Wylie’s caravel, launched in 2011, is called Notorious. And she cuts a menacing figure, thanks to a cheeky Jolly Roger flag, huge handmade triangular sails, and a period-correct coating of “black varnish” – tar and linseed oil. At 19 metres, Notorious is smaller than the fanciful galleons in the Pirates of the Caribbean movies, but she still boasts the unmistakable hull lines of something Jack Sparrow wouldn’t mind being seen skippering.
“Caravels were mostly built by eye,” says Wylie, “so that’s what I did. Lots of stability calculations, but everything above the waterline is based on artwork from the time.”
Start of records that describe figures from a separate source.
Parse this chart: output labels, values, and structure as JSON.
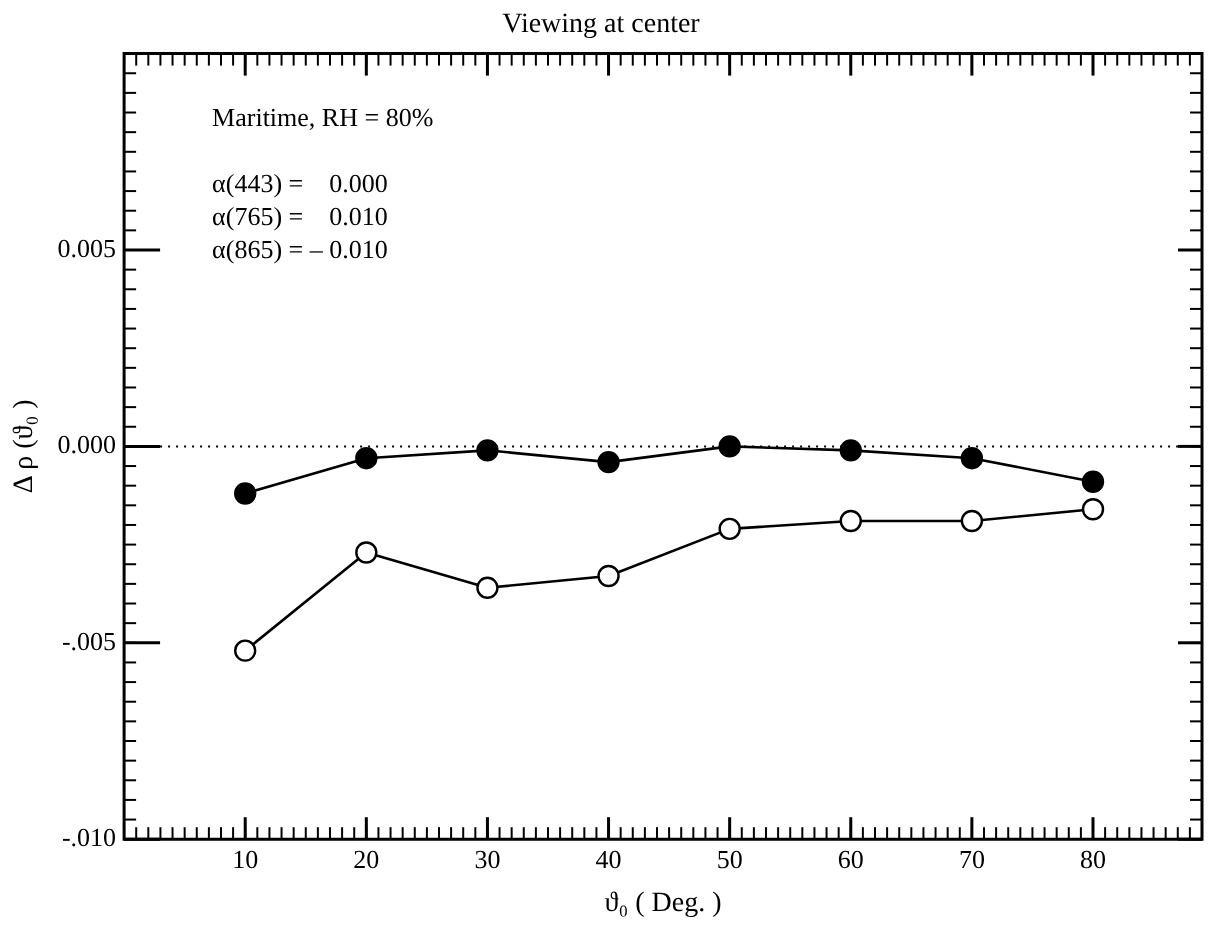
{
  "chart_data": {
    "type": "line",
    "title": "Viewing at center",
    "xlabel": "ϑ₀ ( Deg. )",
    "ylabel": "Δ ρ (ϑ₀ )",
    "x": [
      10,
      20,
      30,
      40,
      50,
      60,
      70,
      80
    ],
    "series": [
      {
        "color": "#000000",
        "marker": "circle",
        "values": [
          -0.0012,
          -0.0003,
          -0.0001,
          -0.0004,
          0.0,
          -0.0001,
          -0.0003,
          -0.0009
        ]
      },
      {
        "color": "#000000",
        "marker": "circle",
        "values": [
          -0.0052,
          -0.0027,
          -0.0036,
          -0.0033,
          -0.0021,
          -0.0019,
          -0.0019,
          -0.0016
        ]
      }
    ],
    "xlim": [
      0,
      89
    ],
    "ylim": [
      -0.01,
      0.01
    ],
    "xticks": [
      10,
      20,
      30,
      40,
      50,
      60,
      70,
      80
    ],
    "yticks": [
      {
        "value": -0.01,
        "label": "-.010"
      },
      {
        "value": -0.005,
        "label": "-.005"
      },
      {
        "value": 0,
        "label": "0.000"
      },
      {
        "value": 0.005,
        "label": "0.005"
      }
    ],
    "ref_lines": [
      {
        "axis": "y",
        "value": 0,
        "line_style": "dotted",
        "color": "#000000"
      }
    ],
    "annotations": [
      "Maritime, RH = 80%",
      "α(443) =    0.000",
      "α(765) =    0.010",
      "α(865) = – 0.010"
    ],
    "grid": false,
    "legend": false,
    "line_style": "solid"
  }
}
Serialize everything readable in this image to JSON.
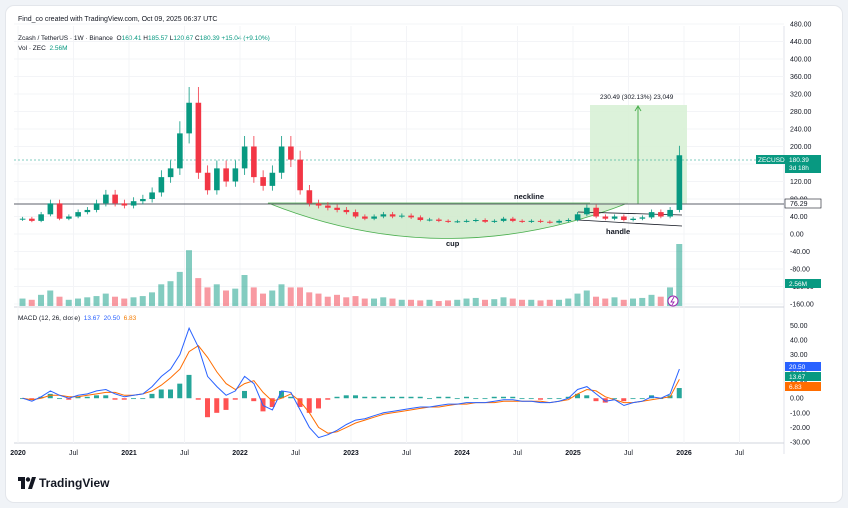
{
  "header": {
    "credit": "Find_co created with TradingView.com, Oct 09, 2025 06:37 UTC",
    "symbol": "Zcash / TetherUS · 1W · Binance",
    "ohlc": {
      "open_label": "O",
      "open": "160.41",
      "high_label": "H",
      "high": "185.57",
      "low_label": "L",
      "low": "120.67",
      "close_label": "C",
      "close": "180.39",
      "change": "+15.04 (+9.10%)"
    },
    "volume_label": "Vol · ZEC",
    "volume_value": "2.56M"
  },
  "macd_legend": {
    "title": "MACD (12, 26, close)",
    "v1": "13.67",
    "v2": "20.50",
    "v3": "6.83"
  },
  "colors": {
    "up": "#089981",
    "down": "#f23645",
    "macd_line": "#2962ff",
    "signal_line": "#ff6d00",
    "pattern_fill": "#cfeacb",
    "target_fill": "#d6f0d4"
  },
  "annotations": {
    "neckline": "neckline",
    "cup": "cup",
    "handle": "handle",
    "measure": "230.49 (302.13%) 23,049"
  },
  "price_badges": {
    "last": "180.39",
    "countdown": "3d 18h",
    "ticker": "ZECUSDT",
    "neckline_level": "76.29",
    "volume": "2.56M"
  },
  "macd_badges": [
    "20.50",
    "13.67",
    "6.83"
  ],
  "logo": {
    "icon": "tradingview-logo-icon",
    "text": "TradingView"
  },
  "chart_data": [
    {
      "type": "line",
      "title": "Zcash / TetherUS · 1W · Binance",
      "series": [
        {
          "name": "ZEC",
          "x": [
            "2019-11",
            "2019-12",
            "2020-01",
            "2020-02",
            "2020-03",
            "2020-04",
            "2020-05",
            "2020-06",
            "2020-07",
            "2020-08",
            "2020-09",
            "2020-10",
            "2020-11",
            "2020-12",
            "2021-01",
            "2021-02",
            "2021-03",
            "2021-04",
            "2021-05",
            "2021-06",
            "2021-07",
            "2021-08",
            "2021-09",
            "2021-10",
            "2021-11",
            "2021-12",
            "2022-01",
            "2022-02",
            "2022-03",
            "2022-04",
            "2022-05",
            "2022-06",
            "2022-07",
            "2022-08",
            "2022-09",
            "2022-10",
            "2022-11",
            "2022-12",
            "2023-01",
            "2023-02",
            "2023-03",
            "2023-04",
            "2023-05",
            "2023-06",
            "2023-07",
            "2023-08",
            "2023-09",
            "2023-10",
            "2023-11",
            "2023-12",
            "2024-01",
            "2024-02",
            "2024-03",
            "2024-04",
            "2024-05",
            "2024-06",
            "2024-07",
            "2024-08",
            "2024-09",
            "2024-10",
            "2024-11",
            "2024-12",
            "2025-01",
            "2025-02",
            "2025-03",
            "2025-04",
            "2025-05",
            "2025-06",
            "2025-07",
            "2025-08",
            "2025-09",
            "2025-10"
          ],
          "values": [
            35,
            30,
            45,
            70,
            35,
            40,
            50,
            55,
            70,
            90,
            70,
            65,
            75,
            80,
            95,
            130,
            150,
            230,
            300,
            140,
            100,
            150,
            120,
            150,
            200,
            130,
            110,
            140,
            200,
            170,
            100,
            70,
            65,
            60,
            55,
            50,
            40,
            35,
            40,
            45,
            40,
            42,
            38,
            32,
            33,
            30,
            28,
            29,
            30,
            32,
            28,
            30,
            35,
            30,
            28,
            30,
            28,
            26,
            30,
            32,
            45,
            60,
            40,
            35,
            40,
            32,
            35,
            38,
            50,
            40,
            55,
            180
          ]
        }
      ],
      "ylim": [
        -160,
        480
      ],
      "yticks": [
        "480.00",
        "440.00",
        "400.00",
        "360.00",
        "320.00",
        "280.00",
        "240.00",
        "200.00",
        "160.00",
        "120.00",
        "80.00",
        "40.00",
        "0.00",
        "-40.00",
        "-80.00",
        "-120.00",
        "-160.00"
      ]
    },
    {
      "type": "bar",
      "title": "Vol · ZEC",
      "note": "relative weekly volume (tallest bar = 1.0)",
      "values": [
        0.12,
        0.1,
        0.18,
        0.25,
        0.15,
        0.1,
        0.12,
        0.14,
        0.16,
        0.2,
        0.15,
        0.12,
        0.14,
        0.16,
        0.22,
        0.35,
        0.4,
        0.55,
        0.9,
        0.45,
        0.3,
        0.35,
        0.25,
        0.28,
        0.5,
        0.3,
        0.2,
        0.25,
        0.35,
        0.3,
        0.3,
        0.22,
        0.2,
        0.15,
        0.18,
        0.14,
        0.16,
        0.12,
        0.12,
        0.14,
        0.12,
        0.1,
        0.1,
        0.09,
        0.1,
        0.08,
        0.09,
        0.1,
        0.12,
        0.13,
        0.1,
        0.11,
        0.14,
        0.12,
        0.1,
        0.1,
        0.09,
        0.1,
        0.1,
        0.12,
        0.2,
        0.25,
        0.15,
        0.12,
        0.14,
        0.1,
        0.12,
        0.13,
        0.18,
        0.15,
        0.3,
        1.0
      ]
    },
    {
      "type": "line",
      "title": "MACD (12, 26, close)",
      "ylim": [
        -30,
        55
      ],
      "yticks": [
        "50.00",
        "40.00",
        "30.00",
        "20.00",
        "10.00",
        "0.00",
        "-10.00",
        "-20.00",
        "-30.00"
      ],
      "series": [
        {
          "name": "MACD",
          "values": [
            0,
            -2,
            1,
            5,
            2,
            0,
            2,
            3,
            5,
            6,
            3,
            1,
            2,
            3,
            8,
            15,
            20,
            30,
            48,
            35,
            15,
            8,
            2,
            5,
            15,
            10,
            -5,
            -8,
            5,
            4,
            -8,
            -20,
            -27,
            -25,
            -22,
            -18,
            -15,
            -14,
            -12,
            -10,
            -9,
            -8,
            -7,
            -6,
            -6,
            -5,
            -4,
            -4,
            -3,
            -3,
            -3,
            -2,
            -1,
            -1,
            -2,
            -2,
            -3,
            -3,
            -2,
            0,
            6,
            8,
            3,
            -2,
            -1,
            -5,
            -3,
            -2,
            1,
            0,
            3,
            20
          ]
        },
        {
          "name": "Signal",
          "values": [
            0,
            -1,
            0,
            2,
            2,
            1,
            1,
            2,
            3,
            4,
            4,
            2,
            2,
            3,
            5,
            9,
            14,
            20,
            32,
            36,
            28,
            18,
            10,
            6,
            10,
            12,
            4,
            -2,
            0,
            3,
            -2,
            -10,
            -20,
            -24,
            -23,
            -20,
            -17,
            -15,
            -13,
            -11,
            -10,
            -9,
            -8,
            -7,
            -6,
            -6,
            -5,
            -4,
            -4,
            -3,
            -3,
            -3,
            -2,
            -2,
            -2,
            -2,
            -2,
            -3,
            -2,
            -1,
            3,
            6,
            5,
            1,
            -1,
            -3,
            -3,
            -2,
            -1,
            0,
            1,
            13
          ]
        }
      ]
    }
  ],
  "x_axis": {
    "labels": [
      {
        "label": "2020",
        "month": 0,
        "bold": true
      },
      {
        "label": "Jul",
        "month": 6,
        "bold": false
      },
      {
        "label": "2021",
        "month": 12,
        "bold": true
      },
      {
        "label": "Jul",
        "month": 18,
        "bold": false
      },
      {
        "label": "2022",
        "month": 24,
        "bold": true
      },
      {
        "label": "Jul",
        "month": 30,
        "bold": false
      },
      {
        "label": "2023",
        "month": 36,
        "bold": true
      },
      {
        "label": "Jul",
        "month": 42,
        "bold": false
      },
      {
        "label": "2024",
        "month": 48,
        "bold": true
      },
      {
        "label": "Jul",
        "month": 54,
        "bold": false
      },
      {
        "label": "2025",
        "month": 60,
        "bold": true
      },
      {
        "label": "Jul",
        "month": 66,
        "bold": false
      },
      {
        "label": "2026",
        "month": 72,
        "bold": true
      },
      {
        "label": "Jul",
        "month": 78,
        "bold": false
      }
    ]
  }
}
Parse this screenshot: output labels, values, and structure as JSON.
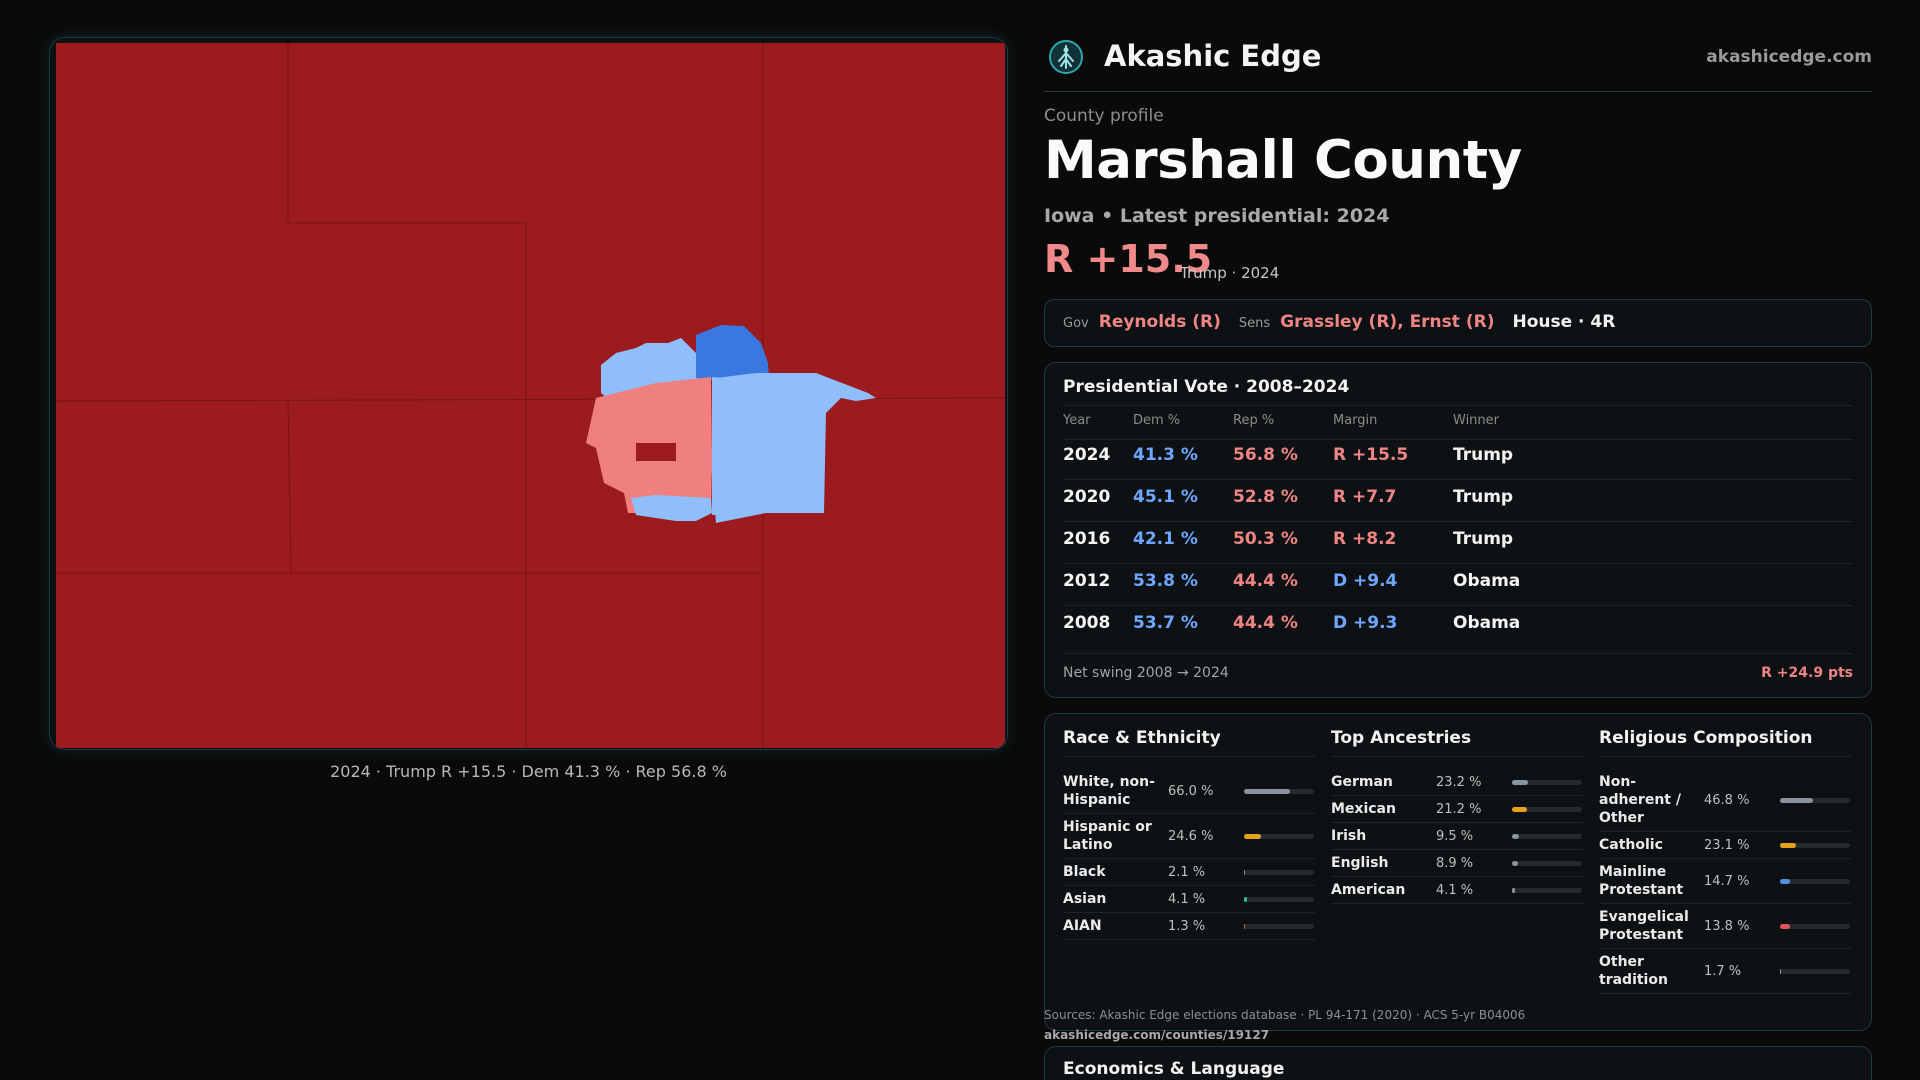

After 10 years of building and an incredible tale of moving this 58 tonne ship more than 20 kilometres overland to its launch point, Wylie was able to take his caravel for a spin.
“She handles absolutely beautifully,” he says. “We were in an eight-metre swell, and we weren’t even getting water on the deck.”
From jaunts in Bass Strait and the Southern Ocean, Wylie is sure of one thing. It would have been entirely possible for the Portuguese to sail a caravel to Victoria.
“Absolutely,” he says. “Not a problem at all.” With a full crew and provisions, a caravel can go almost anywhere. Which raises an interesting wrinkle in the Mahogany Ship legend. Highly manoeuvrable ship, in a sheltered bay, on sand, nowhere near cliffs or rocks. What’s not right here?
“I cannot believe in this area, in these waters, that an experienced crew could wreck a caravel,” says Wylie. “If the ship was grounded, she was beached deliberately.”
But why would the crew do such a thing? Wylie has a theory based on his research of the more practical side of caravel ownership.
“It turns out many of these ships only lasted four or five years,” he says. “They were built fast and on the cheap by dodgy shipwrights, and there was often lots of sawdust left in places where it could get waterlogged and cause problems.”
Wylie says that many caravels spent their operating lifetimes in the tropics, and had little protection against shipworm.
“I read stories of rudders just falling off, of crews unable to keep water out of the hull,” he says. From this, Wylie suggests that a multi-ship expedition would likely abandon a problematic caravel rather than try to sail it all the way back to Europe.
But if the idea of an accidental shipwreck seems unlikely to Wylie, does he believe the Mahogany Ship is real at all?
“The people who saw this wreck [in the 1830s] were experienced boat people, one of them was the harbourmaster. I believe they definitely saw something.”
Meanwhile, out in the dunes, thousands of pieces of worn driftwood slowly work their way up and down the beach as the wind blows through the grass and the sand shifts.
Some of those pieces are from Venetian or Dutch or even English ships, wrecked long ago off the Cape of Good Hope, flotsam drifting to wash up decades later in Victoria.
But just maybe, somewhere under that sand, there’s lies the proud backbone of an old caravel, or carrack, or galleon, just waiting for a big storm or a king tide to show her to the world once more.